The latest draft of the Greater Manchester Spatial Framework is proposing that fewer new homes than planned will be built in Greater Manchester over the next 20 years.
Greater Manchester Mayor Andy Burnham ordered the previous draft framework to be scrapped back in 2017. The latest version, proposing a number of significant reforms, is out for public consultation until March.
The framework suggests that only 201,000 rather than 227,000 new homes will be built. Town and city centre sites will be favoured and half of the green belt sites previously earmarked for building will be preserved. There will also be a minimum of 25% affordable homes.
On launching the draft Burnham said: “The plan sets out to lay the foundations for radical reform across housing, growing our economy and creating jobs, the environment, and transport to ensure Greater Manchester continues to thrive.
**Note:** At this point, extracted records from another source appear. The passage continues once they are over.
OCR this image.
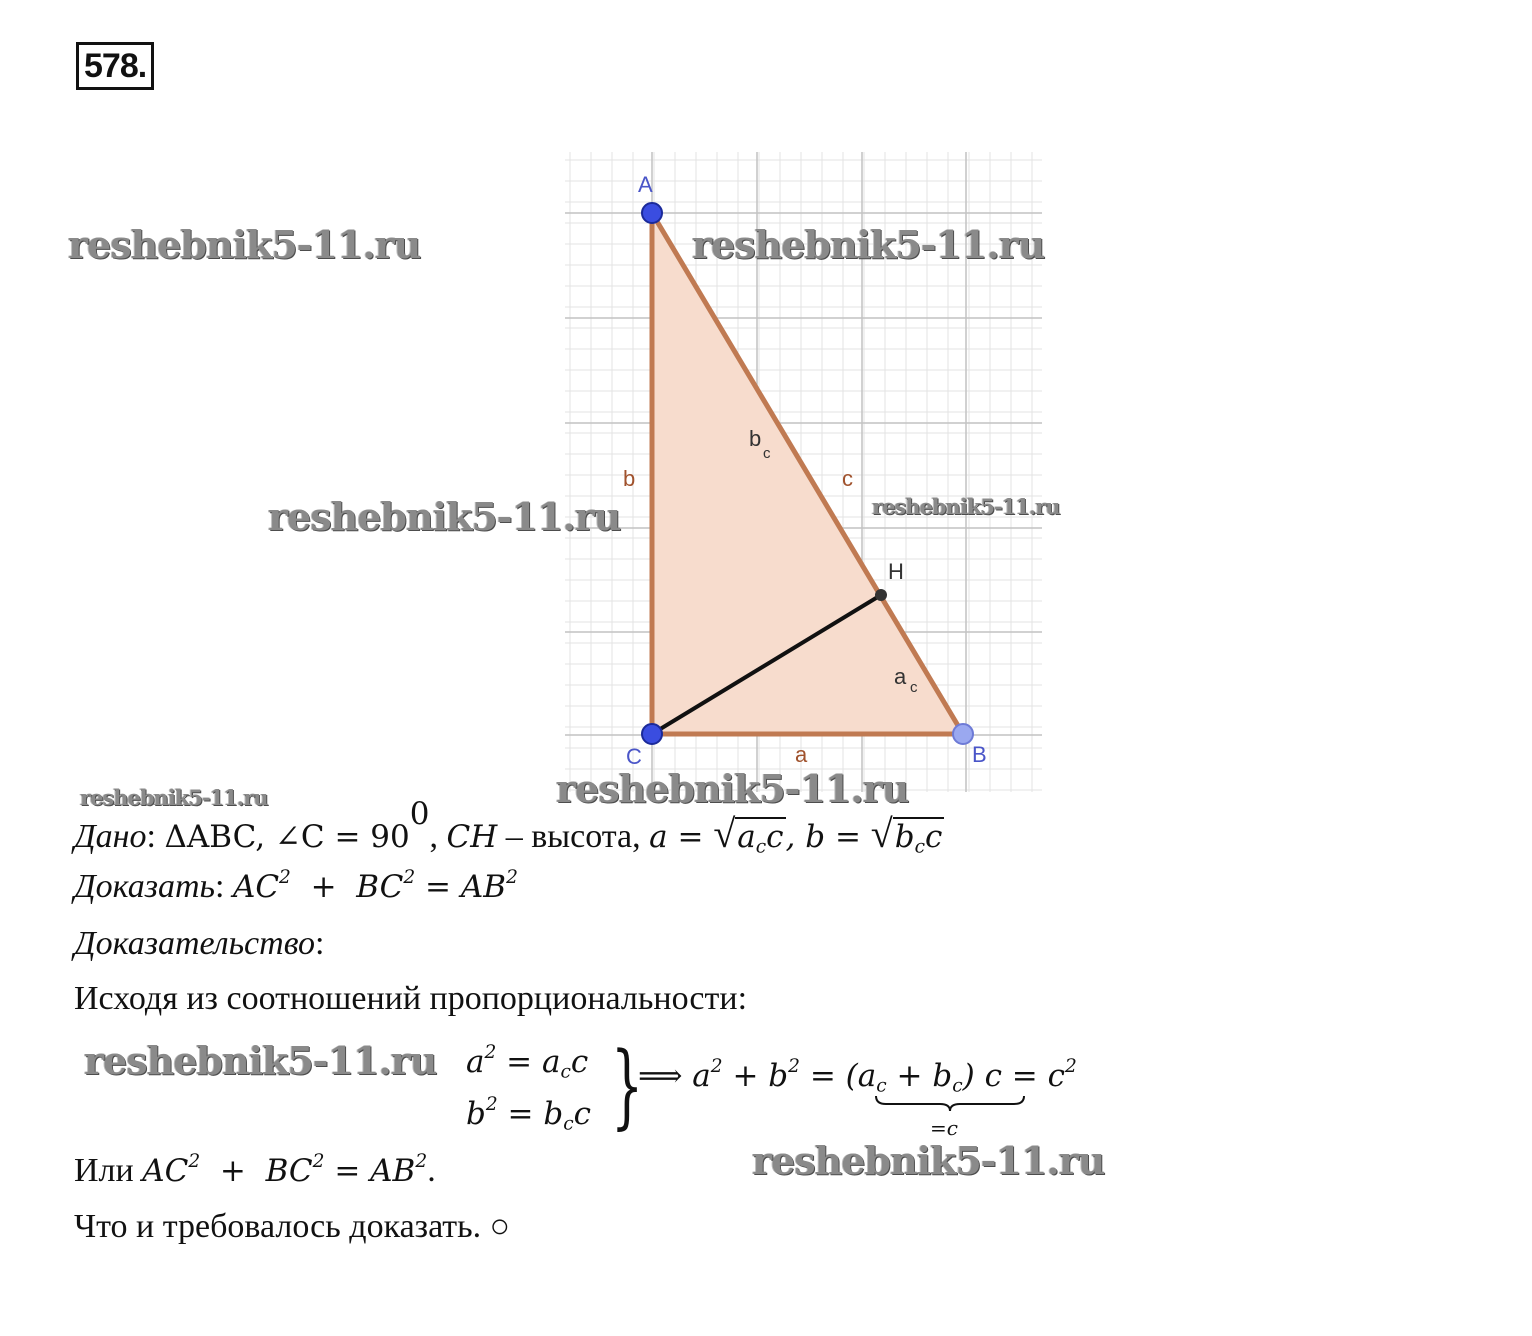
578.
A
C	B
H
b	c
a
b
c
a c
reshebnik5-11.ru	reshebnik5-11.ru
reshebnik5-11.ru	reshebnik5-11.ru
reshebnik5-11.ru	reshebnik5-11.ru
reshebnik5-11.ru
reshebnik5-11.ru
Дано: ΔABC, ∠C = $90^0$, CH – высота, $a = √a_cc$, $b = √b_cc$
Доказать: $AC^2 + BC^2 = AB^2$
Доказательство:
Исходя из соотношений пропорциональности:
$a^2 = a_cc$
$b^2 = b_cc$ }
⟹ $a^2 + b^2 = (a_c + b_c) c = c^2$
=c
Или $AC^2 + BC^2 = AB^2$.
Что и требовалось доказать. ○
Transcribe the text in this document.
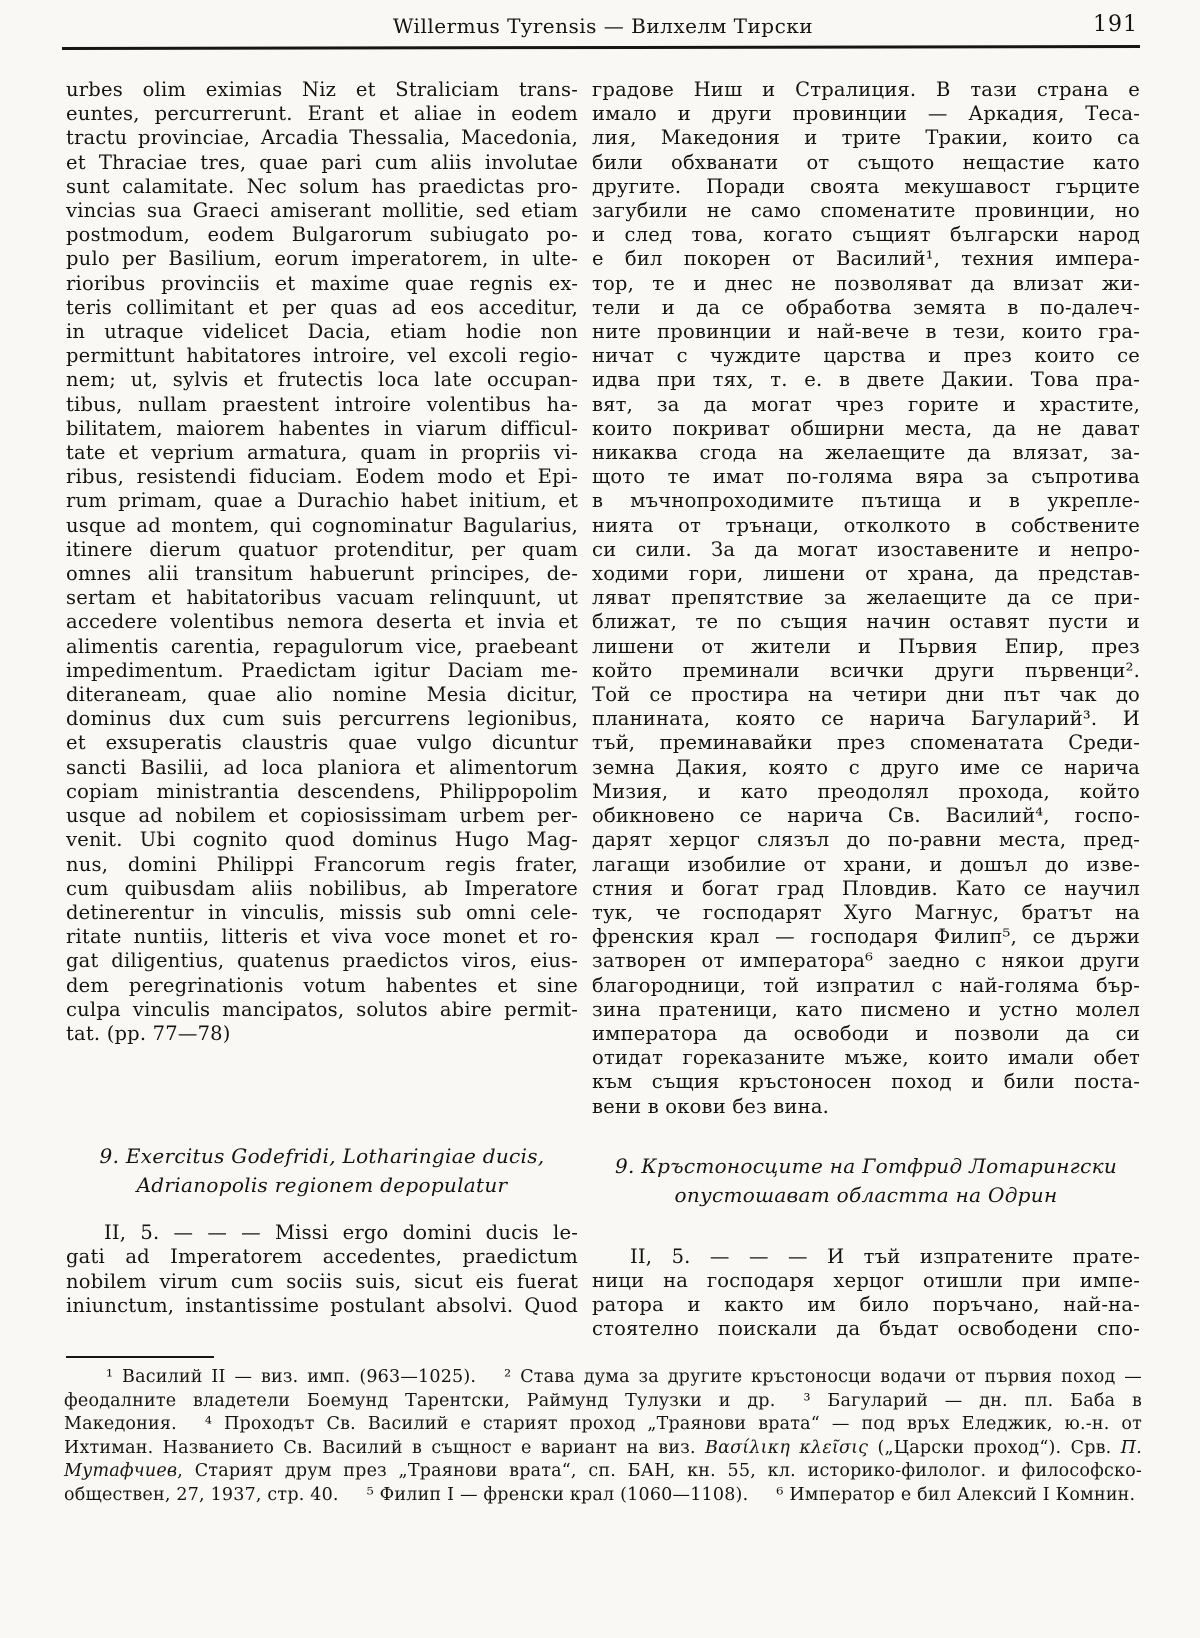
Willermus Tyrensis — Вилхелм Тирски	191
urbes olim eximias Niz et Straliciam trans-
euntes, percurrerunt. Erant et aliae in eodem
tractu provinciae, Arcadia Thessalia, Macedonia,
et Thraciae tres, quae pari cum aliis involutae
sunt calamitate. Nec solum has praedictas pro-
vincias sua Graeci amiserant mollitie, sed etiam
postmodum, eodem Bulgarorum subiugato po-
pulo per Basilium, eorum imperatorem, in ulte-
rioribus provinciis et maxime quae regnis ex-
teris collimitant et per quas ad eos acceditur,
in utraque videlicet Dacia, etiam hodie non
permittunt habitatores introire, vel excoli regio-
nem; ut, sylvis et frutectis loca late occupan-
tibus, nullam praestent introire volentibus ha-
bilitatem, maiorem habentes in viarum difficul-
tate et veprium armatura, quam in propriis vi-
ribus, resistendi fiduciam. Eodem modo et Epi-
rum primam, quae a Durachio habet initium, et
usque ad montem, qui cognominatur Bagularius,
itinere dierum quatuor protenditur, per quam
omnes alii transitum habuerunt principes, de-
sertam et habitatoribus vacuam relinquunt, ut
accedere volentibus nemora deserta et invia et
alimentis carentia, repagulorum vice, praebeant
impedimentum. Praedictam igitur Daciam me-
diteraneam, quae alio nomine Mesia dicitur,
dominus dux cum suis percurrens legionibus,
et exsuperatis claustris quae vulgo dicuntur
sancti Basilii, ad loca planiora et alimentorum
copiam ministrantia descendens, Philippopolim
usque ad nobilem et copiosissimam urbem per-
venit. Ubi cognito quod dominus Hugo Mag-
nus, domini Philippi Francorum regis frater,
cum quibusdam aliis nobilibus, ab Imperatore
detinerentur in vinculis, missis sub omni cele-
ritate nuntiis, litteris et viva voce monet et ro-
gat diligentius, quatenus praedictos viros, eius-
dem peregrinationis votum habentes et sine
culpa vinculis mancipatos, solutos abire permit-
tat. (pp. 77—78)
9. Exercitus Godefridi, Lotharingiae ducis,
Adrianopolis regionem depopulatur
II, 5. — — — Missi ergo domini ducis le-
gati ad Imperatorem accedentes, praedictum
nobilem virum cum sociis suis, sicut eis fuerat
iniunctum, instantissime postulant absolvi. Quod
градове Ниш и Стралиция. В тази страна е
имало и други провинции — Аркадия, Теса-
лия, Македония и трите Тракии, които са
били обхванати от същото нещастие като
другите. Поради своята мекушавост гърците
загубили не само споменатите провинции, но
и след това, когато същият български народ
е бил покорен от Василий¹, техния импера-
тор, те и днес не позволяват да влизат жи-
тели и да се обработва земята в по-далеч-
ните провинции и най-вече в тези, които гра-
ничат с чуждите царства и през които се
идва при тях, т. е. в двете Дакии. Това пра-
вят, за да могат чрез горите и храстите,
които покриват обширни места, да не дават
никаква сгода на желаещите да влязат, за-
щото те имат по-голяма вяра за съпротива
в мъчнопроходимите пътища и в укрепле-
нията от трънаци, отколкото в собствените
си сили. За да могат изоставените и непро-
ходими гори, лишени от храна, да представ-
ляват препятствие за желаещите да се при-
ближат, те по същия начин оставят пусти и
лишени от жители и Първия Епир, през
който преминали всички други първенци².
Той се простира на четири дни път чак до
планината, която се нарича Багуларий³. И
тъй, преминавайки през споменатата Среди-
земна Дакия, която с друго име се нарича
Мизия, и като преодолял прохода, който
обикновено се нарича Св. Василий⁴, госпо-
дарят херцог слязъл до по-равни места, пред-
лагащи изобилие от храни, и дошъл до изве-
стния и богат град Пловдив. Като се научил
тук, че господарят Хуго Магнус, братът на
френския крал — господаря Филип⁵, се държи
затворен от императора⁶ заедно с някои други
благородници, той изпратил с най-голяма бър-
зина пратеници, като писмено и устно молел
императора да освободи и позволи да си
отидат гореказаните мъже, които имали обет
към същия кръстоносен поход и били поста-
вени в окови без вина.
9. Кръстоносците на Готфрид Лотарингски
опустошават областта на Одрин
II, 5. — — — И тъй изпратените прате-
ници на господаря херцог отишли при импе-
ратора и както им било поръчано, най-на-
стоятелно поискали да бъдат освободени спо-
¹ Василий II — виз. имп. (963—1025). ² Става дума за другите кръстоносци водачи от първия поход — феодалните владетели Боемунд Тарентски, Раймунд Тулузки и др. ³ Багуларий — дн. пл. Баба в Македония. ⁴ Проходът Св. Василий е старият проход „Траянови врата“ — под връх Еледжик, ю.-н. от Ихтиман. Названието Св. Василий в същност е вариант на виз. Βασίλικη κλεῖσις („Царски проход“). Срв. П. Мутафчиев, Старият друм през „Траянови врата“, сп. БАН, кн. 55, кл. историко-филолог. и философско-обществен, 27, 1937, стр. 40. ⁵ Филип I — френски крал (1060—1108). ⁶ Император е бил Алексий I Комнин.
“With the support of local people, we will be able to build a Greater Manchester that will allow everyone to grow up, get on and grow old.”
Greater Manchester, and particularly Manchester and Salford city centres, are development hotspots right now with thousands of new homes under construction or planned – including substantial numbers for the investor market. However, there has been criticism that developers are not building enough affordable houses – which the new framework appears to address.
Then again, developers are unlikely to be too disappointed with proposals which appear to reduce supply in a market which is currently experiencing buoyant demand – Manchester property prices rose around 7% over the last year compared to just 2.4% nationally.